Der einzige, der über weite Strecken des Albums höhere Tempi anschlägt, ist derjenige der Saitenspieler, der gerade soliert – hier geht es oft flitzefingerig bis shreddend zur Sache, manchmal auch dort, wo man sich anhand des darunterliegenden Songparts nach dem Sinn fragt. Weniger wäre also manchmal mehr gewesen, aber eben auch mehr manchmal mehr. Wem der Sinn nach megadeth-kompatiblem Kraftfutter steht, der wird hier jedenfalls nicht fündig – angesprochen wird hier eher die Fusion-Fangemeinde, der gute Teile des Materials prima reinlaufen könnten. Passenderweise ist das Album auch nicht auf einem Rock- oder gar Metal-Label erschienen: Ropeadope Records arbeiten vorwiegend im Jazz- bis Fusion-Bereich. Der Digipack kommt ohne Booklet aus und ist informationsseitig relativ sparsam gehalten, auch die Lyrics der beiden Gesangsnummern bleiben abwesend, und wer sich weitere Infos holen will, muß eine Suchmaschine anwerfen (oder hier in den Infokasten linsen), denn eine Homepage-URL von Poland oder vom Label sucht man gleichfalls vergeblich. Das Pop-Art-Cover verrät grundsätzlich auch nichts über die zu erwartende Stilistik – wer die zackigen Strukturen als Indiz für metallische Härte deutet, liegt jedenfalls meilenweit daneben, denn solche gibt es selbst im vergleichsweise knackigen Closer „Song For Brad“, in dem auch Gifford endlich mal kurz Tempo machen darf, nicht.
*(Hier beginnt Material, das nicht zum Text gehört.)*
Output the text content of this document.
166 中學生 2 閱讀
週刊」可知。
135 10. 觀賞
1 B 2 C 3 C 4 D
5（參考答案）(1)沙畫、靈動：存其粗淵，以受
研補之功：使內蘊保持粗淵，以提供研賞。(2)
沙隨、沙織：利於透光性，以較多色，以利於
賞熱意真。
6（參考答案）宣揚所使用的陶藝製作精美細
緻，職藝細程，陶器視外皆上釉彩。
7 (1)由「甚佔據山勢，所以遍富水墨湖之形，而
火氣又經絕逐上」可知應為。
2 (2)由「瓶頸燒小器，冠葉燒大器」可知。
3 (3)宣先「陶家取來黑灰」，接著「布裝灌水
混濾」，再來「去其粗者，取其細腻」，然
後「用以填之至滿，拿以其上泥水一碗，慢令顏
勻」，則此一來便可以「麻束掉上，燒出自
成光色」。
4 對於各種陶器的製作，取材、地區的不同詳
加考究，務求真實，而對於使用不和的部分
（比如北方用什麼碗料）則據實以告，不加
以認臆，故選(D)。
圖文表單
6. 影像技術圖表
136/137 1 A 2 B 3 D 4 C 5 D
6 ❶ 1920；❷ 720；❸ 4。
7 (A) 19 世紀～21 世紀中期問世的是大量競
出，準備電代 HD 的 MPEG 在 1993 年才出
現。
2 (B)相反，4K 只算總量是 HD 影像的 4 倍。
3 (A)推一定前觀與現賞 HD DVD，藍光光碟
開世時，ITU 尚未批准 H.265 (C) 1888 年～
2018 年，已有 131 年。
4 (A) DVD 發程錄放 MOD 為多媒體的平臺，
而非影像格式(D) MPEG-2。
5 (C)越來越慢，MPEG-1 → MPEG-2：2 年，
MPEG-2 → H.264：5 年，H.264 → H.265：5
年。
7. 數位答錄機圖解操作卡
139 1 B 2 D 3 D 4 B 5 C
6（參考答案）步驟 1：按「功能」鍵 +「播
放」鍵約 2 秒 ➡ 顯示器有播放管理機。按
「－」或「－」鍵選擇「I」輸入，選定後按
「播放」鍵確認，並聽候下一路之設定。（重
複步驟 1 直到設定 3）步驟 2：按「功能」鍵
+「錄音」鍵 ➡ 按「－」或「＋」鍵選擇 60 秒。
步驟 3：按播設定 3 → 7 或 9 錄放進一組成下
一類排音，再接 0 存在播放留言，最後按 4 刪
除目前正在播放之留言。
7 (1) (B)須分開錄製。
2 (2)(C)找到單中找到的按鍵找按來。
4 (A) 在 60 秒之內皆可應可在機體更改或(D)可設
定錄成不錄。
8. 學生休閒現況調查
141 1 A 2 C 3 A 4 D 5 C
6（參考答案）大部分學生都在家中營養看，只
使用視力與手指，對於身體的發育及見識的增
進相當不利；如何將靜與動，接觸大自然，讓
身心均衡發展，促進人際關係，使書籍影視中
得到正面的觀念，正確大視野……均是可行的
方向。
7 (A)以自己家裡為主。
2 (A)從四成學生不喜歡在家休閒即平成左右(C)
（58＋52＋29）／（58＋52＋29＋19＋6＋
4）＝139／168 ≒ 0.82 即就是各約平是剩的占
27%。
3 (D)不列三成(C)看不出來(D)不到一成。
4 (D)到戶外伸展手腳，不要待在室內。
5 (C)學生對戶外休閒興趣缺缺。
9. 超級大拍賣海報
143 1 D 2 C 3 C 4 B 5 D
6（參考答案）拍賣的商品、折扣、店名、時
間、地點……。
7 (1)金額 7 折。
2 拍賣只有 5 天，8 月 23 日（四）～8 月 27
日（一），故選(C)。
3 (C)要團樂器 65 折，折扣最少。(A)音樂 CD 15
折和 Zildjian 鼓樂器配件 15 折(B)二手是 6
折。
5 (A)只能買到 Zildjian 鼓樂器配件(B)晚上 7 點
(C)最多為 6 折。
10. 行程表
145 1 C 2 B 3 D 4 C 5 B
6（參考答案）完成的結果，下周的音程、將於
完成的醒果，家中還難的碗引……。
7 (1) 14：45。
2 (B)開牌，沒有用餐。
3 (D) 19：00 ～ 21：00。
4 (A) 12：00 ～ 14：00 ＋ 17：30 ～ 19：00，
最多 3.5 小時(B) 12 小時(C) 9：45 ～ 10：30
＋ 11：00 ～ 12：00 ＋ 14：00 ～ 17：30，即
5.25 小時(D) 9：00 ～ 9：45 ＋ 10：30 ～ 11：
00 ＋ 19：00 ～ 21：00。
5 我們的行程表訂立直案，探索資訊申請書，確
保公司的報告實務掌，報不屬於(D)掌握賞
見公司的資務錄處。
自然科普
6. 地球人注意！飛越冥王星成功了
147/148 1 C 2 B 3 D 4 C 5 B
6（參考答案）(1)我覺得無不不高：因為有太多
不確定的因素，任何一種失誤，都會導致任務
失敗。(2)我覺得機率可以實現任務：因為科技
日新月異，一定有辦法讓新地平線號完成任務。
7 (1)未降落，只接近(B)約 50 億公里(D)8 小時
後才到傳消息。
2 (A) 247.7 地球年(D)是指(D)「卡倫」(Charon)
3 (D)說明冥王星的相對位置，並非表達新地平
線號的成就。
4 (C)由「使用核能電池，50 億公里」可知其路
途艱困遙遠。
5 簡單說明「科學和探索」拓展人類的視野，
Man sollte also tunlichst vorher wissen, was man von Resistance zu erwarten hat – trifft dies zu, kann man mit der Scheibe durchaus warm werden und bei etlichen Durchläufen immer wieder interessantes Neues entdecken, was man bisher noch nicht wahrgenommen hat, ohne dass man aber von progressiv gemeinten Ideenwirbeln überrollt wird.



Roland Ludwig

Trackliste

1Battle Bots5:27
2The Kid3:18
3I Have No Idea4:21
4Moonchild (for Kaleigh)2:52
5Den3:36
6Sunday4:09
7The Journey3:16
8Next One5:38
9Django5:08
10Flame Runner (for Nick Menza)4:21
11Maiden Voyage6:56
12Song For Brad (for Brad Zandstra)3:51

Besetzung

Chris Poland (Git)
David Taylor (Git)
Bill Dickens (B)
Jim Gifford (Dr)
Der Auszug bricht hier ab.